LONDON (Reuters) – Britain’s markets regulator will publish an update in autumn into how companies are detecting and dealing with sexual harassment, bullying and other non-financial misconduct, a senior official said on Wednesday.
Steve Smart, the joint head of enforcement at the Financial Conduct Authority (FCA), told a London conference that the regulator had received responses from around 1,000 firms during a cross-industry survey.
“This is the first time we have received such comprehensive data on the subject,” he told the City & Financial’s Financial Services Investigations and Enforcement Summit.
“We will publish an update from this work in the autumn and look forward to working with industry to interpret and draw lessons from them.”

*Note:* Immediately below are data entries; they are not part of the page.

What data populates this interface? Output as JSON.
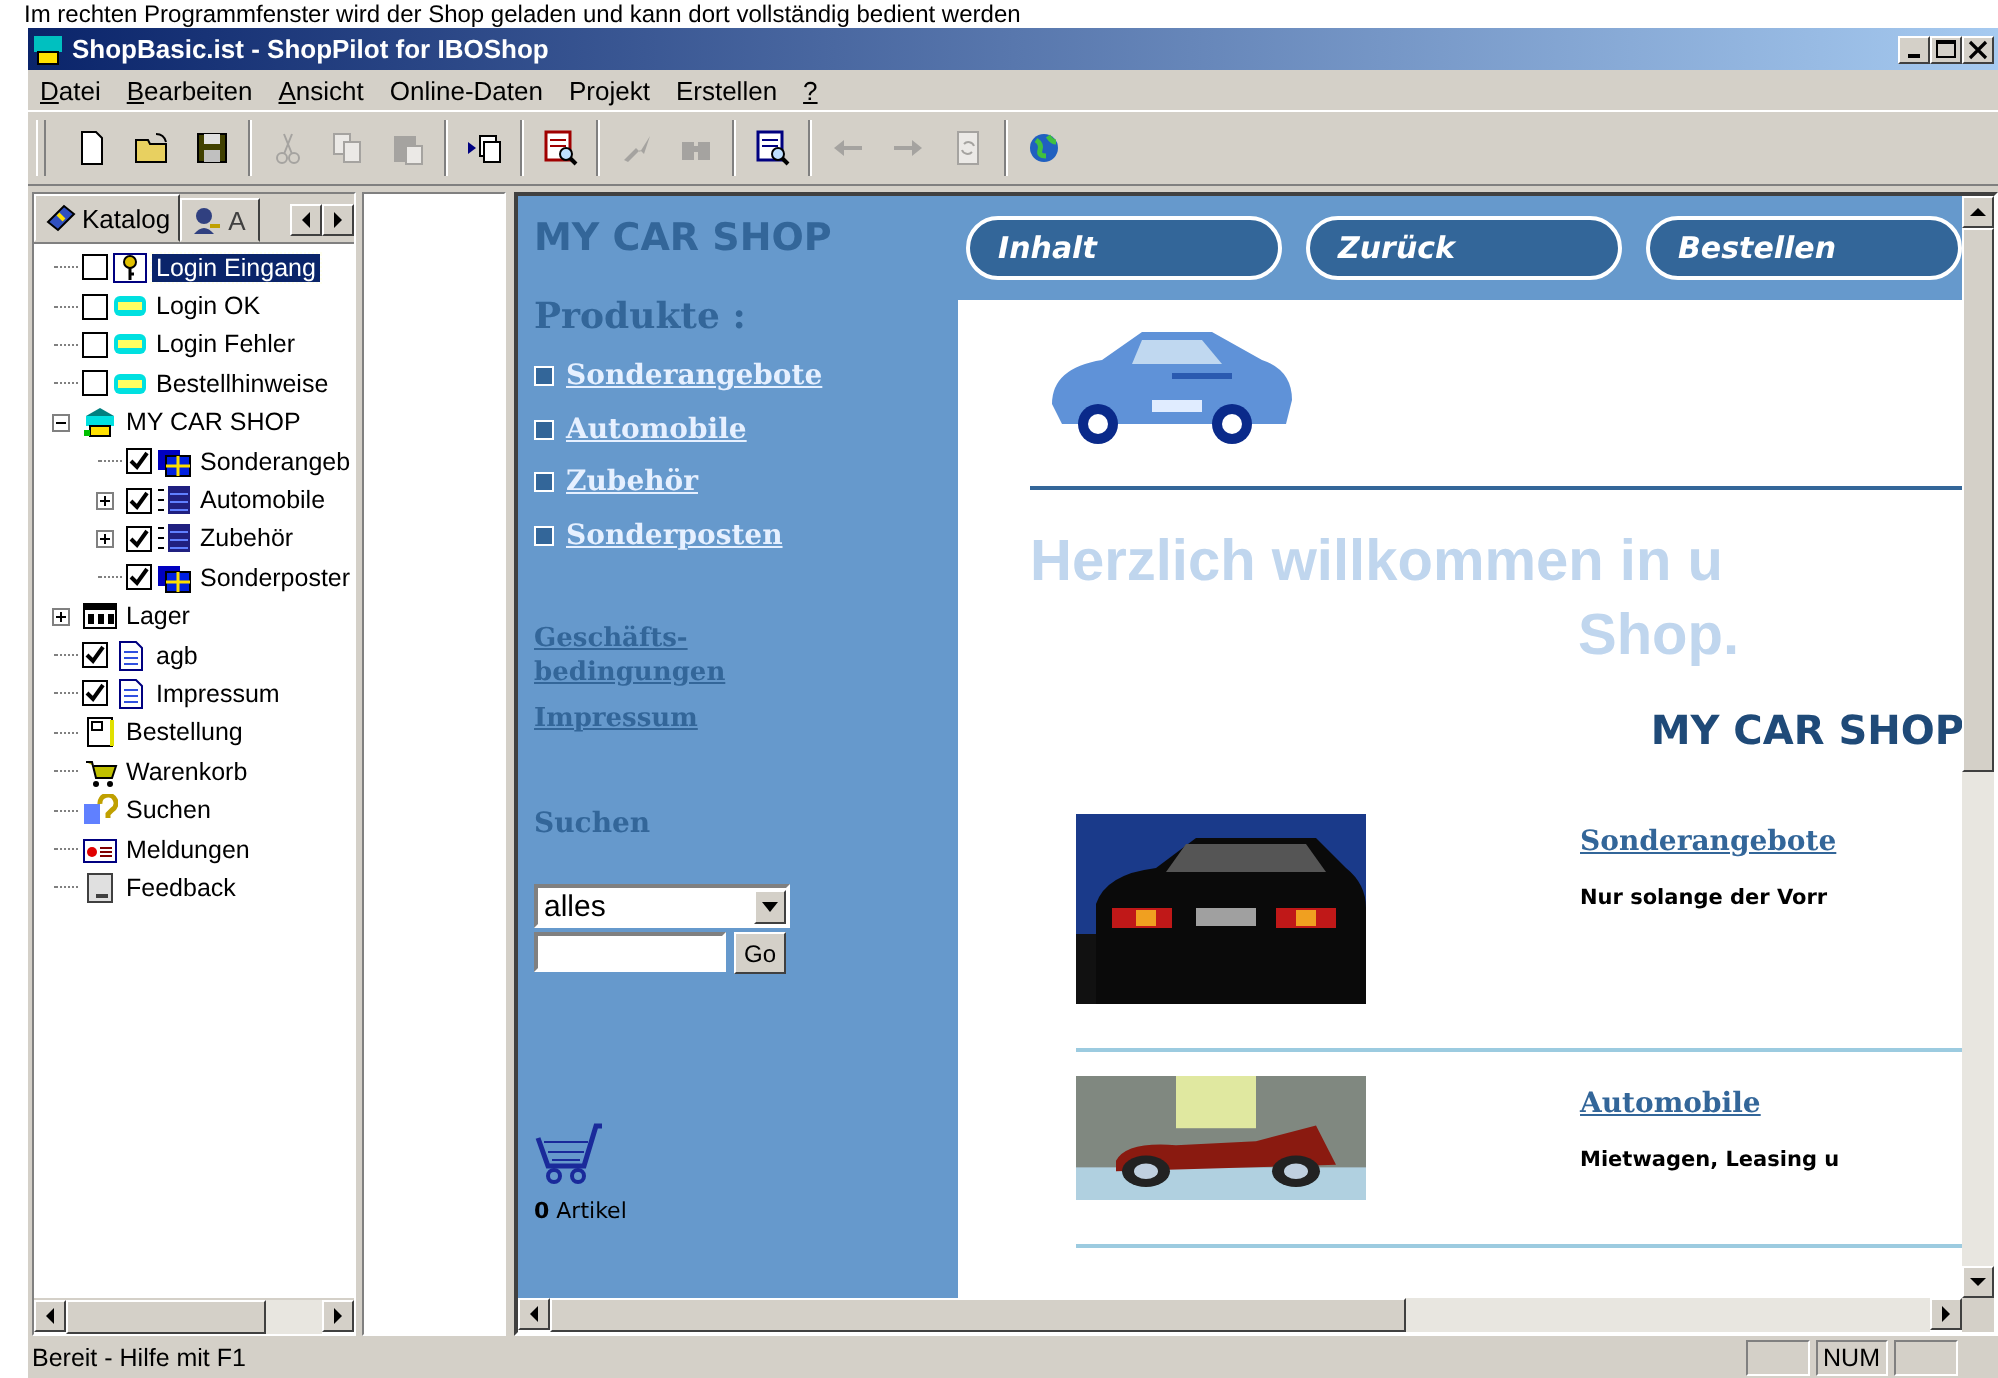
{
  "caption": "Im rechten Programmfenster wird der Shop geladen und kann dort vollständig bedient werden",
  "window": {
    "title": "ShopBasic.ist - ShopPilot for IBOShop"
  },
  "menu": [
    {
      "label": "Datei",
      "underline_first": true
    },
    {
      "label": "Bearbeiten",
      "underline_first": true
    },
    {
      "label": "Ansicht",
      "underline_first": true
    },
    {
      "label": "Online-Daten",
      "underline_first": false
    },
    {
      "label": "Projekt",
      "underline_first": false
    },
    {
      "label": "Erstellen",
      "underline_first": false
    },
    {
      "label": "?",
      "underline_first": true
    }
  ],
  "toolbar": [
    [
      {
        "kind": "new",
        "disabled": false
      },
      {
        "kind": "open",
        "disabled": false
      },
      {
        "kind": "save",
        "disabled": false
      }
    ],
    [
      {
        "kind": "cut",
        "disabled": true
      },
      {
        "kind": "copy",
        "disabled": true
      },
      {
        "kind": "paste",
        "disabled": true
      }
    ],
    [
      {
        "kind": "import",
        "disabled": false
      }
    ],
    [
      {
        "kind": "preview",
        "disabled": false
      }
    ],
    [
      {
        "kind": "tool",
        "disabled": true
      },
      {
        "kind": "find",
        "disabled": true
      }
    ],
    [
      {
        "kind": "view",
        "disabled": false
      }
    ],
    [
      {
        "kind": "back",
        "disabled": true
      },
      {
        "kind": "forward",
        "disabled": true
      },
      {
        "kind": "refresh",
        "disabled": true
      }
    ],
    [
      {
        "kind": "globe",
        "disabled": false
      }
    ]
  ],
  "tabs": [
    {
      "label": "Katalog",
      "selected": true
    },
    {
      "label": "A",
      "selected": false
    }
  ],
  "tree": [
    {
      "label": "Login Eingang",
      "kind": "key",
      "checked": false,
      "selected": true
    },
    {
      "label": "Login OK",
      "kind": "shop",
      "checked": false,
      "selected": false
    },
    {
      "label": "Login Fehler",
      "kind": "shop",
      "checked": false,
      "selected": false
    },
    {
      "label": "Bestellhinweise",
      "kind": "shop",
      "checked": false,
      "selected": false
    },
    {
      "label": "MY CAR SHOP",
      "kind": "store",
      "selected": false,
      "expanded": true,
      "children": [
        {
          "label": "Sonderangeb",
          "kind": "folder",
          "checked": true,
          "selected": false
        },
        {
          "label": "Automobile",
          "kind": "list",
          "checked": true,
          "selected": false,
          "expanded": false
        },
        {
          "label": "Zubehör",
          "kind": "list",
          "checked": true,
          "selected": false,
          "expanded": false
        },
        {
          "label": "Sonderposter",
          "kind": "folder",
          "checked": true,
          "selected": false
        }
      ]
    },
    {
      "label": "Lager",
      "kind": "stock",
      "selected": false,
      "expanded": false
    },
    {
      "label": "agb",
      "kind": "page",
      "checked": true,
      "selected": false
    },
    {
      "label": "Impressum",
      "kind": "page",
      "checked": true,
      "selected": false
    },
    {
      "label": "Bestellung",
      "kind": "form",
      "selected": false
    },
    {
      "label": "Warenkorb",
      "kind": "cart",
      "selected": false
    },
    {
      "label": "Suchen",
      "kind": "search",
      "selected": false
    },
    {
      "label": "Meldungen",
      "kind": "message",
      "selected": false
    },
    {
      "label": "Feedback",
      "kind": "feedback",
      "selected": false
    }
  ],
  "web": {
    "brand": "MY CAR SHOP",
    "nav_buttons": [
      "Inhalt",
      "Zurück",
      "Bestellen"
    ],
    "products_heading": "Produkte :",
    "product_links": [
      "Sonderangebote",
      "Automobile",
      "Zubehör",
      "Sonderposten"
    ],
    "info_links": [
      "Geschäfts-bedingungen",
      "Impressum"
    ],
    "search_heading": "Suchen",
    "search_select": "alles",
    "go_button": "Go",
    "cart_count": "0",
    "cart_label": "Artikel",
    "welcome_lines": [
      "Herzlich willkommen in u",
      "Shop."
    ],
    "subtitle": "MY CAR SHOP",
    "categories": [
      {
        "title": "Sonderangebote",
        "text": "Nur solange der Vorr",
        "kind": "picture"
      },
      {
        "title": "Automobile",
        "text": "Mietwagen, Leasing u",
        "kind": "picture"
      }
    ]
  },
  "status_bar": {
    "text": "Bereit - Hilfe mit F1",
    "indicators": [
      "NUM"
    ]
  }
}
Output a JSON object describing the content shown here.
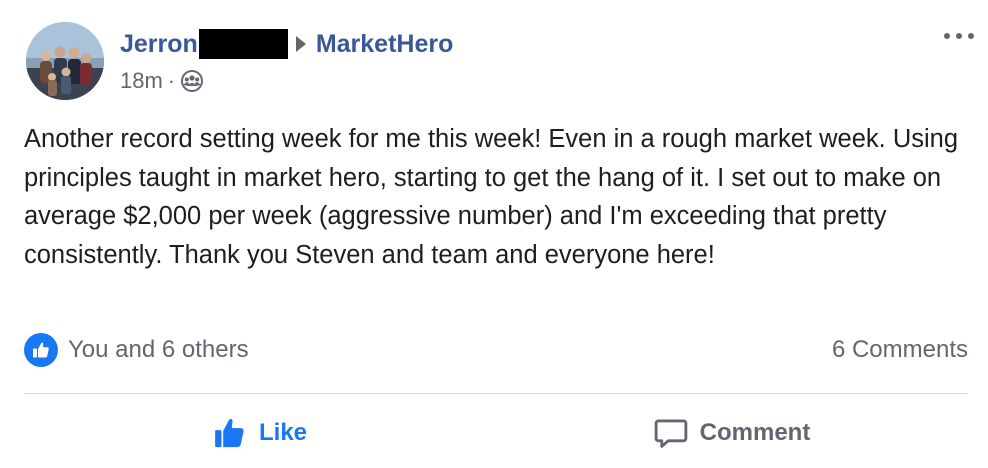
{
  "post": {
    "author_name": "Jerron",
    "group_name": "MarketHero",
    "timestamp": "18m",
    "separator": "·",
    "audience_icon": "group-icon",
    "more_icon": "more-options-icon",
    "text": "Another record setting week for me this week! Even in a rough market week. Using principles taught in market hero, starting to get the hang of it. I set out to make on average $2,000 per week (aggressive number) and I'm exceeding that pretty consistently. Thank you Steven and team and everyone here!",
    "reactions": {
      "icon": "like-badge-icon",
      "label": "You and 6 others"
    },
    "comments_count": "6 Comments",
    "actions": {
      "like_label": "Like",
      "comment_label": "Comment"
    }
  },
  "colors": {
    "link": "#385898",
    "like_blue": "#1877f2",
    "secondary_text": "#606770",
    "body_text": "#1c1e21",
    "divider": "#dadde1"
  }
}
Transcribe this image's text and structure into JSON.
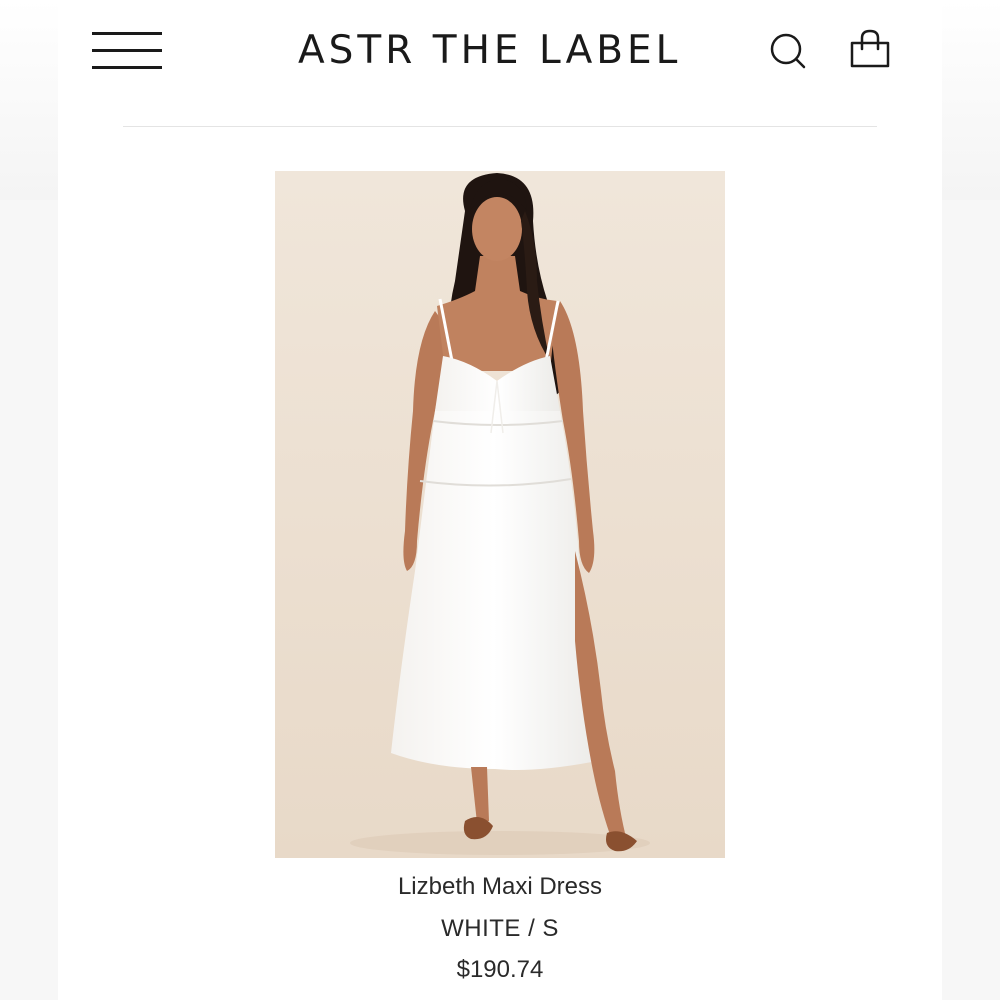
{
  "header": {
    "brand": "ASTR THE LABEL",
    "menu_icon": "hamburger-menu-icon",
    "search_icon": "search-icon",
    "cart_icon": "shopping-bag-icon"
  },
  "product": {
    "image_alt": "Model wearing white tiered maxi dress with front slit",
    "name": "Lizbeth Maxi Dress",
    "variant": "WHITE / S",
    "price": "$190.74"
  },
  "colors": {
    "text": "#1a1a1a",
    "image_background": "#ecdfd1",
    "divider": "#e4e4e4"
  }
}
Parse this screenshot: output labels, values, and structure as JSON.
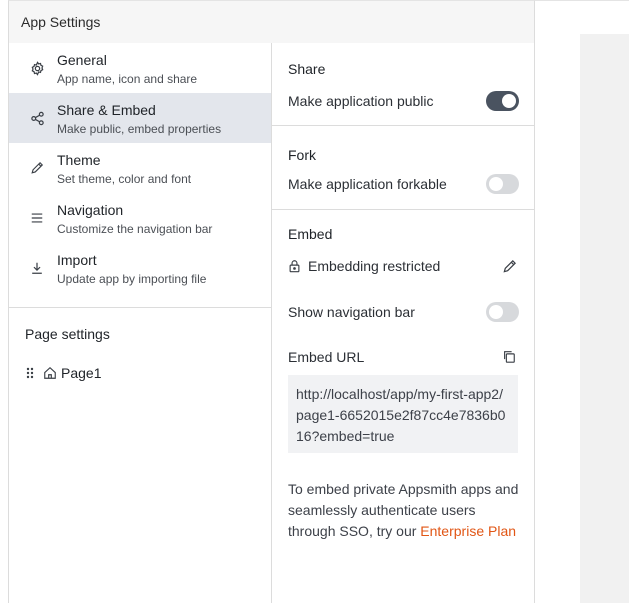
{
  "panel": {
    "title": "App Settings"
  },
  "nav": [
    {
      "title": "General",
      "subtitle": "App name, icon and share",
      "icon": "gear-icon"
    },
    {
      "title": "Share & Embed",
      "subtitle": "Make public, embed properties",
      "icon": "share-icon",
      "active": true
    },
    {
      "title": "Theme",
      "subtitle": "Set theme, color and font",
      "icon": "pencil-icon"
    },
    {
      "title": "Navigation",
      "subtitle": "Customize the navigation bar",
      "icon": "menu-icon"
    },
    {
      "title": "Import",
      "subtitle": "Update app by importing file",
      "icon": "download-icon"
    }
  ],
  "page_settings": {
    "title": "Page settings",
    "pages": [
      "Page1"
    ]
  },
  "share": {
    "title": "Share",
    "public_label": "Make application public",
    "public_on": true
  },
  "fork": {
    "title": "Fork",
    "forkable_label": "Make application forkable",
    "forkable_on": false
  },
  "embed": {
    "title": "Embed",
    "restriction_label": "Embedding restricted",
    "nav_bar_label": "Show navigation bar",
    "nav_bar_on": false,
    "url_label": "Embed URL",
    "url": "http://localhost/app/my-first-app2/page1-6652015e2f87cc4e7836b016?embed=true",
    "note_text": "To embed private Appsmith apps and seamlessly authenticate users through SSO, try our ",
    "note_link": "Enterprise Plan"
  },
  "colors": {
    "accent": "#e15615",
    "toggle_on": "#4a5360",
    "toggle_off": "#d7d9dc",
    "active_bg": "#e3e6ec"
  }
}
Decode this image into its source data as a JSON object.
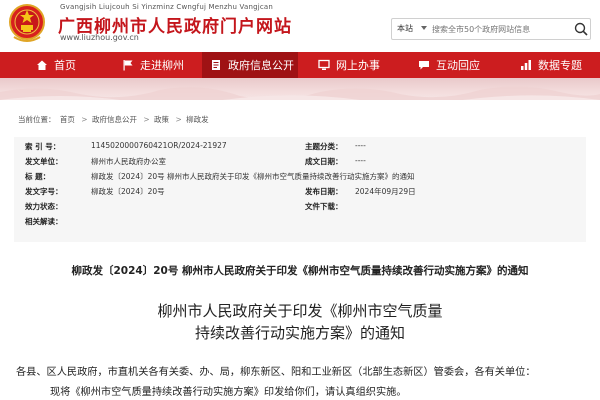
{
  "header": {
    "pinyin": "Gvangjsih Liujcouh Si Yinzminz Cwngfuj Menzhu Vangjcan",
    "title": "广西柳州市人民政府门户网站",
    "url": "www.liuzhou.gov.cn"
  },
  "search": {
    "scope": "本站",
    "placeholder": "搜索全市50个政府网站信息"
  },
  "nav": {
    "items": [
      {
        "label": "首页",
        "icon": "home-icon"
      },
      {
        "label": "走进柳州",
        "icon": "flag-icon"
      },
      {
        "label": "政府信息公开",
        "icon": "document-icon"
      },
      {
        "label": "网上办事",
        "icon": "monitor-icon"
      },
      {
        "label": "互动回应",
        "icon": "chat-icon"
      },
      {
        "label": "数据专题",
        "icon": "data-icon"
      }
    ],
    "active_index": 2
  },
  "breadcrumb": {
    "prefix": "当前位置：",
    "items": [
      "首页",
      "政府信息公开",
      "政策",
      "柳政发"
    ],
    "separator": ">"
  },
  "info": {
    "index_label": "索 引 号：",
    "index_value": "1145020000760421OR/2024-21927",
    "topic_label": "主题分类：",
    "topic_value": "----",
    "issuer_label": "发文单位：",
    "issuer_value": "柳州市人民政府办公室",
    "date_made_label": "成文日期：",
    "date_made_value": "----",
    "title_label": "标    题：",
    "title_value": "柳政发〔2024〕20号 柳州市人民政府关于印发《柳州市空气质量持续改善行动实施方案》的通知",
    "docno_label": "发文字号：",
    "docno_value": "柳政发〔2024〕20号",
    "pubdate_label": "发布日期：",
    "pubdate_value": "2024年09月29日",
    "validity_label": "效力状态：",
    "validity_value": "",
    "download_label": "文件下载：",
    "download_value": "",
    "related_label": "相关解读：",
    "related_value": ""
  },
  "document": {
    "heading": "柳政发〔2024〕20号 柳州市人民政府关于印发《柳州市空气质量持续改善行动实施方案》的通知",
    "body_title_line1": "柳州市人民政府关于印发《柳州市空气质量",
    "body_title_line2": "持续改善行动实施方案》的通知",
    "paragraph1": "各县、区人民政府，市直机关各有关委、办、局，柳东新区、阳和工业新区（北部生态新区）管委会，各有关单位：",
    "paragraph2": "现将《柳州市空气质量持续改善行动实施方案》印发给你们，请认真组织实施。"
  },
  "colors": {
    "brand_red": "#cc1d1f",
    "nav_active": "#9f1214",
    "title_red": "#c4161c"
  }
}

The FCA has ordered banks, insurers and brokerages to report how many non-financial misconduct cases they have recorded since 2021 and how they have dealt with them – splitting out incidents attributed to senior managers and to lower-ranked staff.
Lawyers have said the survey amounts to 23 pages of comprehensive questions about incidents that range from whistleblowing and grievances to violence, intimidation or the possession or use of illegal drugs.
The FCA, which has said non-financial misconduct is relevant when considering whether people are “fit and proper” to work in finance, has said it might publish some aggregated data but will ensure that individual firms cannot be identified.
Smart also said he often spoke to his new counterpart at the UK Serious Fraud Office (SFO), Nick Ephgrave, and was “pushing the idea” of more joint operations.